I've written about Nancy (Boyd) Eckles who was named in the will of her father as Egnis (Agnes) but was otherwise known as Nancy, a potential nickname for Agnes. She was the first wife of Charles Eckles (ca. 1788-1867), the wagon maker of Georgetown, Scott County, Kentucky.
Evidence of his second wife is a funeral invitation transcribed as “Mrs. Ann Eckles; Dec. 16, 1843; Georgetown, Ky. From the residence of husband on Main-Cross street” and annotated that she was the second wife of Charles Eckles.[i] As his first wife appears to have died by January of 1830, it is likely he remarried prior to 1838. The Scott County marriage records prior to that time were destroyed in a courthouse fire.

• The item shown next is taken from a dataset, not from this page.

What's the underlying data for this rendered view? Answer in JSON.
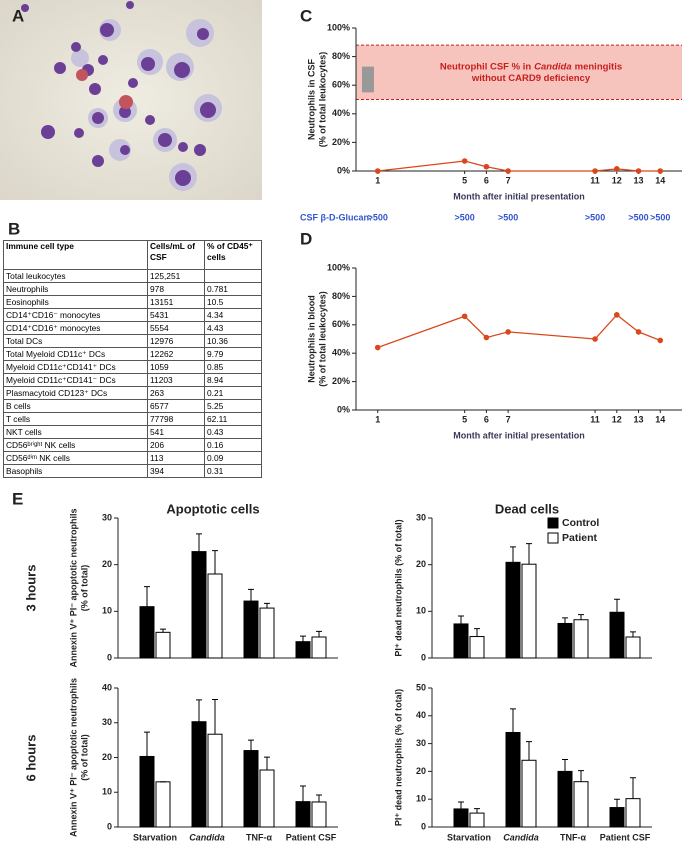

Confusing is a death notice in the Kentucky Presbyterian newspaper The Protestant and Herald of 22 February 1844. It reads: “DIED, In Georgetown, on the – ult., Mrs. Nancy Eccles, wife of Mr. Charles Eccles…”[ii] With only one Charles Eckles/Eccles resident in Georgetown, this must refer to the wife whose funeral was two months earlier. That time lag in such a regional paper is understandable. The confusion is her given name. Can it have been a confusion with the name of his first wife (or even his mother)? Or could this be another case of nicknames? Nancy and Ann are well-recognized variants on the same name, so it is entirely possible.
[i] Marie Dickore, compiler, Copies of Names on Invitations to Funerals and Burials In Scott County and Fayette County, Kentucky, 1821 - 1898 (Cincinnati, Ohio: n.pub., 1942), 8.